As soon as the wind picked up and the temperature dropped, my oven kicked the bucket. We had a long, hot summer so I'd barely turned it on in months, except for the occasional roasting of cherry tomatoes. We went a couple of weeks without it and it turned out to be a fairly easy fix, and the first dish I'd been eager to get back into our winter rotation was a simple roasted root vegetable medley. This meal is a staple in our home as soon as the fall and winter crops arrive on market tables. We serve it up for dinner as a main course, reheat it for breakfast with a fried egg on top and bring it to all of the winter holiday gatherings. It's ridiculously simple, but I've received more praise when I bring it to potlucks than any other dish. Slathered in olive oil, rosemary and thyme, roasted vegetables taste spectacular on their own, but the sweet, tart vinaigrette is what takes this dish to the next level.
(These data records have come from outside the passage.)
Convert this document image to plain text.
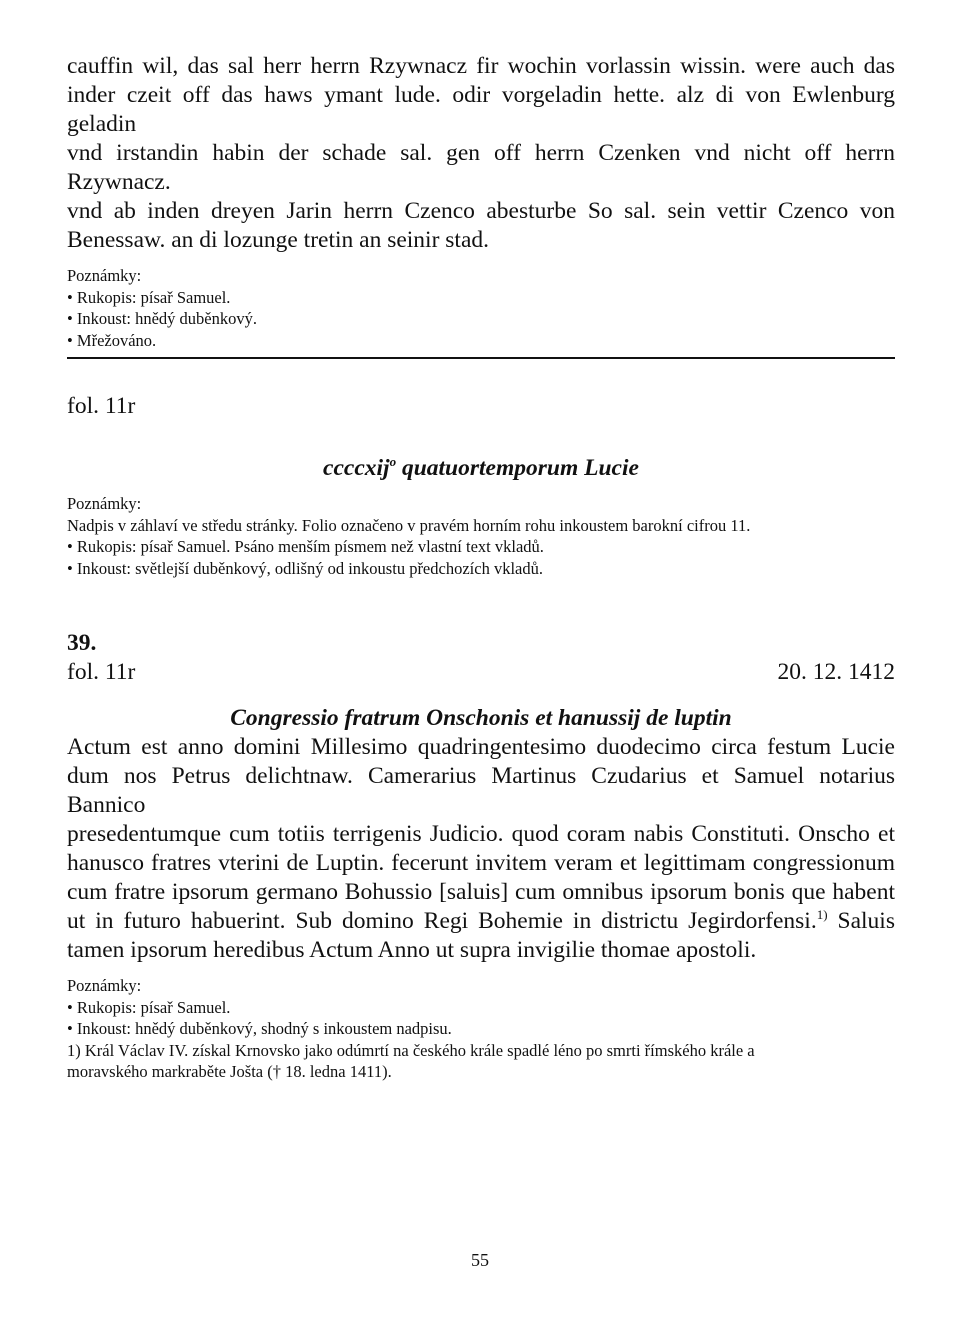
cauffin wil, das sal herr herrn Rzywnacz fir wochin vorlassin wissin. were auch das
inder czeit off das haws ymant lude. odir vorgeladin hette. alz di von Ewlenburg geladin
vnd irstandin habin der schade sal. gen off herrn Czenken vnd nicht off herrn Rzywnacz.
vnd ab inden dreyen Jarin herrn Czenco abesturbe So sal. sein vettir Czenco von
Benessaw. an di lozunge tretin an seinir stad.
Poznámky:
• Rukopis: písař Samuel.
• Inkoust: hnědý duběnkový.
• Mřežováno.
fol. 11r
ccccxij$^o$ quatuortemporum Lucie
Poznámky:
Nadpis v záhlaví ve středu stránky. Folio označeno v pravém horním rohu inkoustem barokní cifrou 11.
• Rukopis: písař Samuel. Psáno menším písmem než vlastní text vkladů.
• Inkoust: světlejší duběnkový, odlišný od inkoustu předchozích vkladů.
39.
fol. 11r	20. 12. 1412
Congressio fratrum Onschonis et hanussij de luptin
Actum est anno domini Millesimo quadringentesimo duodecimo circa festum Lucie
dum nos Petrus delichtnaw. Camerarius Martinus Czudarius et Samuel notarius Bannico
presedentumque cum totiis terrigenis Judicio. quod coram nabis Constituti. Onscho et
hanusco fratres vterini de Luptin. fecerunt invitem veram et legittimam congressionum
cum fratre ipsorum germano Bohussio [saluis] cum omnibus ipsorum bonis que habent
ut in futuro habuerint. Sub domino Regi Bohemie in districtu Jegirdorfensi.$^{1)}$ Saluis
tamen ipsorum heredibus Actum Anno ut supra invigilie thomae apostoli.
Poznámky:
• Rukopis: písař Samuel.
• Inkoust: hnědý duběnkový, shodný s inkoustem nadpisu.
1) Král Václav IV. získal Krnovsko jako odúmrtí na českého krále spadlé léno po smrti římského krále a
moravského markraběte Jošta († 18. ledna 1411).
55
Roasted Root Vegetables with Cider Vinaigrette

Note: Feel free to change it up and use different vegetables. Beets and different varieties of squash and potatoes are all delicious. The combination below is my standby, but this recipe is perfect for adapting as you'd like. 
> 2 large potatoes (or a handful of smaller fingerlings)
> 2 large sweet potatoes
> 1 butternut squash, peeled and seeds removed
> 1 bunch carrots (about 6 medium sized)
> 3 medium sized parsnips
> 1 medium yellow onion
> 1-2 tbs olive oil
> 4 cloves garlic, minced
> 1 tbs crushed dried rosemary
> 1 tsp dried thyme
> Salt and pepper to taste
For the cider vinaigrette:
> 1 larger shallot, minced
> 1 tbs grainy mustard
> 1 tbs honey
> 1/3 cup apple cider vinegar
> 1 tbs olive oil
> 1 tsp sea salt
> 1/2 tsp black pepper

1. Cube the potatoes, sweet potatoes, squash, carrots, and parsnips into bite size pieces and place in a large mixing bowl. Slice the onion into small pieces and add to the bowl. Add the garlic, rosemary, thyme, olive oil, salt and pepper and mix until all of the vegetables are covered. 
2. Heat the oven to 375'. Transfer the vegetables to a cast iron skillet or other large baking dish. Bake for 45 minutes, pulling them out halfway to stir. 
3. Prepare the vinaigrette: Add the shallot, mustard, honey, apple cider vinegar, olive oil, salt and pepper to a small jar and shake until emulsified. 
4. Once the vegetables are soft, remove from the oven and let cool. Pour the dressing over the vegetables and stir so they're evenly covered.